Seit der Veröffentlichung des von der Kritik hochgelobten Albums „Elle“ im Jahr 2010 hat sich die 1983 in Kamerun geborene Ntjam Rosie eine treue Fangemeinde in den Niederlanden und im Ausland aufgebaut. Für Ntjam Rosie war Musik buchstäblich alles in ihrem Leben. Aber im Laufe der Jahre wurde ihr durch die Partnerschaft und der Rolle als Mutter klar, dass es mehr im Leben gibt als nur Musik. Dieses Bewusstsein ist deutlich auf dem 2020er Album „Family & Friends“ – ein musikalischer Cocktail aus Soul, Pop, Jazz, R’n’B, aber mit mehr Funk und groovigen Afro-Einflüssen als auf ihrem vorherigen Album „Breaking Cycles“ aus 2017.

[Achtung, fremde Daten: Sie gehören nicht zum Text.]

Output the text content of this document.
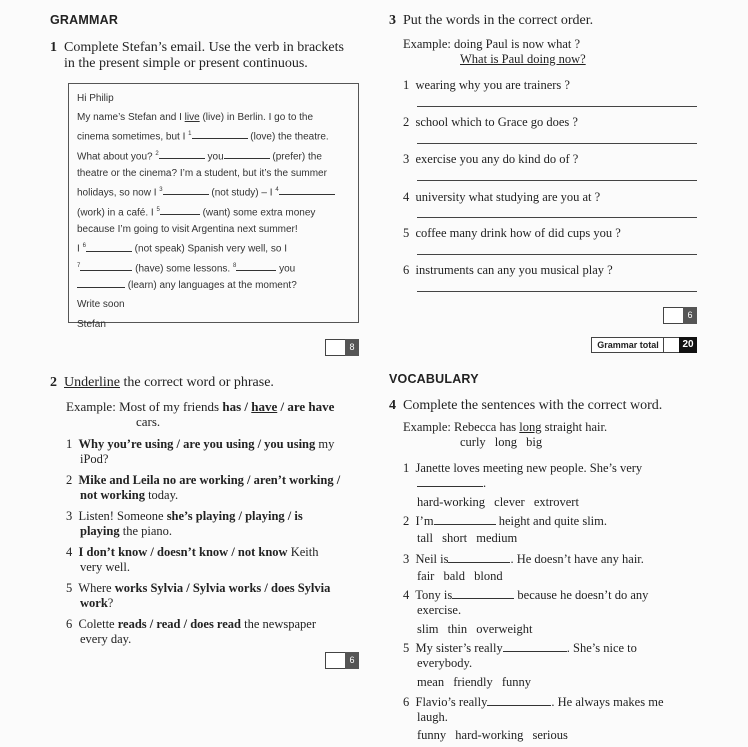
GRAMMAR
1 Complete Stefan’s email. Use the verb in brackets
in the present simple or present continuous.
Hi Philip
My name’s Stefan and I live (live) in Berlin. I go to the
cinema sometimes, but I $^1$	(love) the theatre.
What about you? $^2$	you	(prefer) the
theatre or the cinema? I’m a student, but it’s the summer
holidays, so now I $^3$	(not study) – I $^4$
(work) in a café. I $^5$	(want) some extra money
because I’m going to visit Argentina next summer!
I $^6$	(not speak) Spanish very well, so I
$^7$	(have) some lessons. $^8$	you
(learn) any languages at the moment?
Write soon
Stefan
8
2 Underline the correct word or phrase.
Example: Most of my friends has / have / are have
cars.
1 Why you’re using / are you using / you using my
iPod?
2 Mike and Leila no are working / aren’t working /
not working today.
3 Listen! Someone she’s playing / playing / is
playing the piano.
4 I don’t know / doesn’t know / not know Keith
very well.
5 Where works Sylvia / Sylvia works / does Sylvia
work?
6 Colette reads / read / does read the newspaper
every day.
6
3 Put the words in the correct order.
Example: doing Paul is now what ?
What is Paul doing now?
1 wearing why you are trainers ?
2 school which to Grace go does ?
3 exercise you any do kind do of ?
4 university what studying are you at ?
5 coffee many drink how of did cups you ?
6 instruments can any you musical play ?
6
Grammar total	20
VOCABULARY
4 Complete the sentences with the correct word.
Example: Rebecca has long straight hair.
curly long big
1 Janette loves meeting new people. She’s very
.
hard-working clever extrovert
2 I’m	height and quite slim.
tall short medium
3 Neil is	. He doesn’t have any hair.
fair bald blond
4 Tony is	because he doesn’t do any
exercise.
slim thin overweight
5 My sister’s really	. She’s nice to
everybody.
mean friendly funny
6 Flavio’s really	. He always makes me
laugh.
funny hard-working serious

Für ihr neues Album „Home Cooking“ zog sie nun ihre Inspiration noch stärker aus ihrer Heimat Kamerun. Inmitten der Pandemie fasste sie den Mut, überwand ihre Angst und nahm komplett allein von zu Hause aus ein Album auf. Der gezwungene Stillstand, das Innehalten gab ihrer Inneren Stimme den Raum, sich zu entfalten und zurück zu ihren Wurzeln zurückzukehren. Es geht um das Gefühl der Sehnsucht nach Heimat, das Gefühl, zu Hause zu sein, Vermächtnis, Verlust und Vertrautheit.

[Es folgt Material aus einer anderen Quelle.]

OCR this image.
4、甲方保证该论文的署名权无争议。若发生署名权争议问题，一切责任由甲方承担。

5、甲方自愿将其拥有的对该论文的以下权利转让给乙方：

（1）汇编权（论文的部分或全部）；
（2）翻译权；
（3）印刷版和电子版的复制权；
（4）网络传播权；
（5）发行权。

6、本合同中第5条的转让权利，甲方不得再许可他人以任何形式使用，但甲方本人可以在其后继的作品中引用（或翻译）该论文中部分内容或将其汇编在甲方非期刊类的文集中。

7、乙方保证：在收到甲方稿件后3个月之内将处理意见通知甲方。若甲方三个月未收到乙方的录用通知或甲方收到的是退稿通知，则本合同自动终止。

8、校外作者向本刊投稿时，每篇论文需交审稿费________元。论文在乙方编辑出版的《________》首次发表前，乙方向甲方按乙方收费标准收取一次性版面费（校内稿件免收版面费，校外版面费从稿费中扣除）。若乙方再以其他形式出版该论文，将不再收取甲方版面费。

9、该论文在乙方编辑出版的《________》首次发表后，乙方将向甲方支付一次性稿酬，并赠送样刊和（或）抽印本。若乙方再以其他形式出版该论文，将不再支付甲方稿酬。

Ntjam Rosie strebt in ihrer Musik nicht nach Perfektion, sondern nach Verletzlichkeit. „Home Cooking“ ist inspiriert von der Stimme ihrer Großmutter, ihrer Familie und der Köstlichkeit des „home cooked“ Essens, alles basierend auf dem Gefühl, das Rosie in ihrer Heimat Kamerun verspürt. Musik ist wie Essen, sie heilt die Seele.